2020 Precinct Results Spreadsheet
| Year | Republican | Democratic | Third parties |
|---|---|---|---|
| 2020 | 64.6% 968 | 34.1% 511 | 1.3% 19 |
| 2016 | 61.6% 811 | 32.8% 432 | 5.6% 73 |
| 2012 | 61.6% 783 | 36.9% 470 | 1.5% 19 |
| 2008 | 59.0% 767 | 40.0% 521 | 1.0% 13 |
| 2004 | 62.2% 783 | 36.5% 460 | 1.3% 16 |
| 2000 | 57.1% 630 | 35.9% 396 | 7.0% 77 |
| 1996 | 48.8% 455 | 39.3% 366 | 11.9% 111 |
| 1992 | 41.7% 402 | 32.3% 311 | 26.0% 250 |
| 1988 | 60.8% 545 | 39.2% 352 | 0.0% 0 |
| 1984 | 69.8% 520 | 30.2% 225 | 0.0% 0 |
| 1980 | 63.6% 554 | 30.3% 264 | 6.1% 53 |
| 1976 | 59.8% 444 | 36.8% 273 | 3.4% 25 |
| 1968 | 64.9% 366 | 30.7% 173 | 4.4% 25 |
| 1964 | 55.1% 258 | 44.9% 210 | 0.0% 0 |
| 1960 | 72.8% 316 | 26.5% 115 | 0.7% 3 |

==Events==
- Run for the Lakes Marathon
The Run for the Lakes Marathon is a 26.2 mile footrace that typically takes place in April.

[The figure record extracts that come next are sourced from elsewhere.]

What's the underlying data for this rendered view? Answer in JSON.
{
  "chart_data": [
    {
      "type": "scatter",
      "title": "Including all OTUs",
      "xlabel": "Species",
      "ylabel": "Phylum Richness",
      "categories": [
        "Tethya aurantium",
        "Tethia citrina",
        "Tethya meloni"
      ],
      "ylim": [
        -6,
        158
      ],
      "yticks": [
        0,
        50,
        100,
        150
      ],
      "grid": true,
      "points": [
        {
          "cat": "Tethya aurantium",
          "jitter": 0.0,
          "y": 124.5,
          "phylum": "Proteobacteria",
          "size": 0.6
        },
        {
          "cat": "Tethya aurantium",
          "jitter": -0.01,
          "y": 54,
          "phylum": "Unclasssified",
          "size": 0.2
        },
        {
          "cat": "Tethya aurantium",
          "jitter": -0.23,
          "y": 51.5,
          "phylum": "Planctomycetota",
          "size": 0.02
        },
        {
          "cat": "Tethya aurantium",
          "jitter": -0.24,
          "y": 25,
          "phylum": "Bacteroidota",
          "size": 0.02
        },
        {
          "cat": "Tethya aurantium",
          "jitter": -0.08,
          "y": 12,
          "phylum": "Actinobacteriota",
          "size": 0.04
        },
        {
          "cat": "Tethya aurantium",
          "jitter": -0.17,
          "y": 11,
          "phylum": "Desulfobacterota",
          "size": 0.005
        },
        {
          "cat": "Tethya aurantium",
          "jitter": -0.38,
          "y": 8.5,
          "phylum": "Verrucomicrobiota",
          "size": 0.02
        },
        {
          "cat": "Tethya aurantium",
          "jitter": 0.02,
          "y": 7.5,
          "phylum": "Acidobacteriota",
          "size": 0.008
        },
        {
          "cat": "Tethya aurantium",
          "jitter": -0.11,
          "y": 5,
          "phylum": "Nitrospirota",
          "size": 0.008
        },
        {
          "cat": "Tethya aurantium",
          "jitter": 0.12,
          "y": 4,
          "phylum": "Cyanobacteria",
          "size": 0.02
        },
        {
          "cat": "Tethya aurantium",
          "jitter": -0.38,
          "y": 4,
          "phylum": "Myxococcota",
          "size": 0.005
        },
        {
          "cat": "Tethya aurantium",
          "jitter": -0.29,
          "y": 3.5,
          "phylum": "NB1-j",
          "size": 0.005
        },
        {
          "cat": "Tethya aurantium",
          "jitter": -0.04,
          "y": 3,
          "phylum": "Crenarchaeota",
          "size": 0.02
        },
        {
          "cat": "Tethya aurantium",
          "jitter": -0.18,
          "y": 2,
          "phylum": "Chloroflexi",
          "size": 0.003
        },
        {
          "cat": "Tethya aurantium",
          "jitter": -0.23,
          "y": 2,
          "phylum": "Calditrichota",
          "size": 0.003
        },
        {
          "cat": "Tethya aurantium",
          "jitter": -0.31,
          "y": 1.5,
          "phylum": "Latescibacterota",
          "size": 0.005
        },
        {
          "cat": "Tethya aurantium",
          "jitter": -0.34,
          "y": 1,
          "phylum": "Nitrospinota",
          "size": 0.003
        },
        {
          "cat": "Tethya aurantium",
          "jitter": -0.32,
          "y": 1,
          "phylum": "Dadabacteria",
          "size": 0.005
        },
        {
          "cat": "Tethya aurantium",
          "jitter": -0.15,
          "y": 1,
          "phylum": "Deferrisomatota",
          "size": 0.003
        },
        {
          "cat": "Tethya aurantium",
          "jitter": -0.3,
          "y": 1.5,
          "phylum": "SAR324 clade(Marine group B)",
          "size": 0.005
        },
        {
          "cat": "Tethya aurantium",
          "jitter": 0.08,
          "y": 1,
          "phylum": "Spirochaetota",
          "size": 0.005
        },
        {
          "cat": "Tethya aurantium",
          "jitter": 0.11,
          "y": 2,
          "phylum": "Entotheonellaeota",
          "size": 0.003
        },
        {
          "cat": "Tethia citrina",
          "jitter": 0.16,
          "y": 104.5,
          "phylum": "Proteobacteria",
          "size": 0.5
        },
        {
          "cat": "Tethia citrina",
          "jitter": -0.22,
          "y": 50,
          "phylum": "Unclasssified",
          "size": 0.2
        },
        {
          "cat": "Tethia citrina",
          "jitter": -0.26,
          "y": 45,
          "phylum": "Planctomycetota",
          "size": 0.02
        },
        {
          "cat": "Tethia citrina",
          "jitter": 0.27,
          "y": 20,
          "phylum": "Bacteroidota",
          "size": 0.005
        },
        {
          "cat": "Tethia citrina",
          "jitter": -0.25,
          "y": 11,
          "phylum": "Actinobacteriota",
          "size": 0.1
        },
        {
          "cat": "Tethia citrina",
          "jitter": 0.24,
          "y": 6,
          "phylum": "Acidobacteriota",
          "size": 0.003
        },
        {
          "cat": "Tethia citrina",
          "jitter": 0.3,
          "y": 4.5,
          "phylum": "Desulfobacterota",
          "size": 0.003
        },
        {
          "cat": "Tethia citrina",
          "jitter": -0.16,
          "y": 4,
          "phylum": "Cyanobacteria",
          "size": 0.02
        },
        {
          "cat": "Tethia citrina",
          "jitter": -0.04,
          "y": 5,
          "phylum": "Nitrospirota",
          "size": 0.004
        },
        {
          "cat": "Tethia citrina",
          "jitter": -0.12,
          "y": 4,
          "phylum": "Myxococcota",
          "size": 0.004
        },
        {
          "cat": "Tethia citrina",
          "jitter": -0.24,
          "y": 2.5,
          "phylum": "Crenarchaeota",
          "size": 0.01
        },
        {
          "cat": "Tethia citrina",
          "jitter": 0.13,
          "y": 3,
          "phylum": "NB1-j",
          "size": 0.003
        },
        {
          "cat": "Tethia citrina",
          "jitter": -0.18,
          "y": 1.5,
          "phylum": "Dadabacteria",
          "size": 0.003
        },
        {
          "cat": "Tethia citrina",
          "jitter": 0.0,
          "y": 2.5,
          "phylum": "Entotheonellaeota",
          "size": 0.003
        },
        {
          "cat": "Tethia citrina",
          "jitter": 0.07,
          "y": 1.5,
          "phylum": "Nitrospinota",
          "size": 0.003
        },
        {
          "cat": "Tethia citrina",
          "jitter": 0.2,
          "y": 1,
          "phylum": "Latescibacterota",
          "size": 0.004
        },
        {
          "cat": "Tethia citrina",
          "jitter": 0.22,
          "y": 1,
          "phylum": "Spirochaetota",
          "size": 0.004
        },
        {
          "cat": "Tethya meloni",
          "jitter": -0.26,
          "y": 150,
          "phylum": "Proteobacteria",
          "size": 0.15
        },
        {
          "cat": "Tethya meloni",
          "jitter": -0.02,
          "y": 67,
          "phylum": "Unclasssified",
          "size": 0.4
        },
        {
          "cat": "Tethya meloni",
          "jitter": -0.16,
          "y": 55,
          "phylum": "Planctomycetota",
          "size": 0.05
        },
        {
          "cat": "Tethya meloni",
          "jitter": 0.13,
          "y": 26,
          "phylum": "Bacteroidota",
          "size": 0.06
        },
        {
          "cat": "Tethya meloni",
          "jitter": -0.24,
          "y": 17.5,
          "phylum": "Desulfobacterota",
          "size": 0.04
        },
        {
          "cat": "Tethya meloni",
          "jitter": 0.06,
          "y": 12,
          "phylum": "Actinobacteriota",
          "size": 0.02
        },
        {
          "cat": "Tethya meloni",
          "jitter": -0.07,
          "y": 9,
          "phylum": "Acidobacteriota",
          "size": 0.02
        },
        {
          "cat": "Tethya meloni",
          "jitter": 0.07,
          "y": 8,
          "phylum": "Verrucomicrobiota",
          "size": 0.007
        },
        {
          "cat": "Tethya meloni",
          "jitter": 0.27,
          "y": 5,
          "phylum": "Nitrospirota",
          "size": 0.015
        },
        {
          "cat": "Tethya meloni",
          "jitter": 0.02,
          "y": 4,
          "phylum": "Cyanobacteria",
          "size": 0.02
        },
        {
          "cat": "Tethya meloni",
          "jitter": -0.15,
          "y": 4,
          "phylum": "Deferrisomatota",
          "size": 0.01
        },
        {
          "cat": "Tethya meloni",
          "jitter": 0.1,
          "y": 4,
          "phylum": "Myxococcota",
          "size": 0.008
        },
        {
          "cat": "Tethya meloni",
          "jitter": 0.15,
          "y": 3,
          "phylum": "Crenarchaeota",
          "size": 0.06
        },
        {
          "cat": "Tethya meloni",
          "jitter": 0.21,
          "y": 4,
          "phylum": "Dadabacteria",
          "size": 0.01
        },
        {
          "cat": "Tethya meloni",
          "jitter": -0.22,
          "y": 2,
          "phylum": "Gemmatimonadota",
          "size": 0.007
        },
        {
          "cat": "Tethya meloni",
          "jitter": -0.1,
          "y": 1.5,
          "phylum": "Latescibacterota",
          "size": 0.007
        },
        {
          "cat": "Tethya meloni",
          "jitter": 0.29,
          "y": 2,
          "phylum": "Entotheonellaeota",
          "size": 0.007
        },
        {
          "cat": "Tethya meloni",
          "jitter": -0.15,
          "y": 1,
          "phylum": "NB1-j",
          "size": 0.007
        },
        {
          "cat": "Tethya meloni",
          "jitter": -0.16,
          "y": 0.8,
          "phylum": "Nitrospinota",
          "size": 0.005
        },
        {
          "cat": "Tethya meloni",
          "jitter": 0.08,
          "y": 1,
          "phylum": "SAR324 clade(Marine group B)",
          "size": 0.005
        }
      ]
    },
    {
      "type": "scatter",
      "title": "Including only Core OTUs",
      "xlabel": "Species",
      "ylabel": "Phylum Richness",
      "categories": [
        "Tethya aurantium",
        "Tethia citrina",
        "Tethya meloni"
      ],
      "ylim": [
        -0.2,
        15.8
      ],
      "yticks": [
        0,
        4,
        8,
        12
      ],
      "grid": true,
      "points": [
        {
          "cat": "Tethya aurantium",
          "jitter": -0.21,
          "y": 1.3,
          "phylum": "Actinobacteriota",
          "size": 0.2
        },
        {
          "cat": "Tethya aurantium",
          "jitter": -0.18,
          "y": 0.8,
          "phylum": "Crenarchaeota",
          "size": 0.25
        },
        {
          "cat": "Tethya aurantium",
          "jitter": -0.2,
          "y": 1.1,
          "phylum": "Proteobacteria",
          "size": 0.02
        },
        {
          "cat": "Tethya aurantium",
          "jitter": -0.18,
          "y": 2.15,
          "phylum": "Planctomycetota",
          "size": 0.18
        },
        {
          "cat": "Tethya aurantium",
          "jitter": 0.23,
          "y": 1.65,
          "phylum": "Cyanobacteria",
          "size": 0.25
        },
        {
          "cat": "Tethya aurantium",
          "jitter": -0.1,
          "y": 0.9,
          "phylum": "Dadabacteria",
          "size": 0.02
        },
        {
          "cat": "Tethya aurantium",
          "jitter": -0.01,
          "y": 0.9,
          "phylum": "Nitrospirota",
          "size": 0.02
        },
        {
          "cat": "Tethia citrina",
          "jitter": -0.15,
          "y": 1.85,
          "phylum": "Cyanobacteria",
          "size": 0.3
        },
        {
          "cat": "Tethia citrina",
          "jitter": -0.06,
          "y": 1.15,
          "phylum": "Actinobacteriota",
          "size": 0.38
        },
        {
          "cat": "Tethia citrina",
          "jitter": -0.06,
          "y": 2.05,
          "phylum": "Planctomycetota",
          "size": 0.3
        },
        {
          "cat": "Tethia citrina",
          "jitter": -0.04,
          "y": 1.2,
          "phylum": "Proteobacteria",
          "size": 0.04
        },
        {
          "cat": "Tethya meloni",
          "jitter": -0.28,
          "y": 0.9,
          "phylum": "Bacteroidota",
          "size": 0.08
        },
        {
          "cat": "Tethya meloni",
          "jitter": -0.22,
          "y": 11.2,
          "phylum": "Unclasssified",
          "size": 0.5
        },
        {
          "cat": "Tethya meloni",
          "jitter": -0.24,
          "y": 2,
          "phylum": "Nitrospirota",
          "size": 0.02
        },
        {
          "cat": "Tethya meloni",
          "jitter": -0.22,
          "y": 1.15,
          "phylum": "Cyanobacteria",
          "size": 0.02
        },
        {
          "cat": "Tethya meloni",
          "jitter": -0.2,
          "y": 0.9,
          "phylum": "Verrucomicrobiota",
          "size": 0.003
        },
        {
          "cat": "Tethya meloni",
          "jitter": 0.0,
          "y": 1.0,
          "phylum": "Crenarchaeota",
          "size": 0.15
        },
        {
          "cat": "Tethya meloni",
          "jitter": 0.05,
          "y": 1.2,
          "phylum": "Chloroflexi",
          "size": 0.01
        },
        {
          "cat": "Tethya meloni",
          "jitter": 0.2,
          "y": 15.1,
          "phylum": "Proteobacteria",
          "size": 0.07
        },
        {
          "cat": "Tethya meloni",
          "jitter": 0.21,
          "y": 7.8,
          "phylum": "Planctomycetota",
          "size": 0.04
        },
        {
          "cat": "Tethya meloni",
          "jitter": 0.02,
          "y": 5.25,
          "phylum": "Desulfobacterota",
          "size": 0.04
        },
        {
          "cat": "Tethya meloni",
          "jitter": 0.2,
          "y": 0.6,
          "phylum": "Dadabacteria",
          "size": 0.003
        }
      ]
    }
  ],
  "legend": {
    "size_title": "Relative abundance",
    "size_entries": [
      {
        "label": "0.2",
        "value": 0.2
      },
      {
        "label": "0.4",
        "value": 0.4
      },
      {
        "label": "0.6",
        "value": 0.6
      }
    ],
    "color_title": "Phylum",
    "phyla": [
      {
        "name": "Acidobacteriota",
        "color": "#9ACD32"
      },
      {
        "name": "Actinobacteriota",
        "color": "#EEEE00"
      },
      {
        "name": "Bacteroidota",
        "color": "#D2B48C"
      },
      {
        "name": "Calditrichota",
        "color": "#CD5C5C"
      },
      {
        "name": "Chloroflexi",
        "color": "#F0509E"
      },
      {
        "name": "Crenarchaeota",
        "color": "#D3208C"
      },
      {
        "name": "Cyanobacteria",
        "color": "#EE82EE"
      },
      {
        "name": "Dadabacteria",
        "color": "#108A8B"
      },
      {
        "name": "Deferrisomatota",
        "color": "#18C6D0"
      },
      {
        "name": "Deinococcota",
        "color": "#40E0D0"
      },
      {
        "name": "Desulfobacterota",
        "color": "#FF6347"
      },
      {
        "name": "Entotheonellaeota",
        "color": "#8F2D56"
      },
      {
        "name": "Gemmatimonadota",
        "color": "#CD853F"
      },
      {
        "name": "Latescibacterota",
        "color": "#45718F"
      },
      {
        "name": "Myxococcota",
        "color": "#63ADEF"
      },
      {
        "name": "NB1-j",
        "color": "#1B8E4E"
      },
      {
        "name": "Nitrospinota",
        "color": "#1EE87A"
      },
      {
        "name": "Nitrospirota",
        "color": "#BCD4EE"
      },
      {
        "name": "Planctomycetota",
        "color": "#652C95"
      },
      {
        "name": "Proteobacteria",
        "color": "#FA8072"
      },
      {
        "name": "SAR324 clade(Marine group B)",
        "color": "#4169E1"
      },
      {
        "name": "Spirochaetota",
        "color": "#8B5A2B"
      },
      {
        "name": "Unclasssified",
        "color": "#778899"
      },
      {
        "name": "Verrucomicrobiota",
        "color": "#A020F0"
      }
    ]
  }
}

The race weekend also hosts a half marathon, a 10K, and a 5K.

Turtle Races

During the summer months, turtle races take place on a weekly basis. This has been an annual tradition in Nisswa since 1963.

==Education==
Almost all of Nisswa's students are educated at Brainerd Public Schools. The rest attend Pequot Lakes Public Schools. The zoned high school for the Brainerd district is Brainerd High School while Pequot Lakes High School serves the Pequot Lakes district.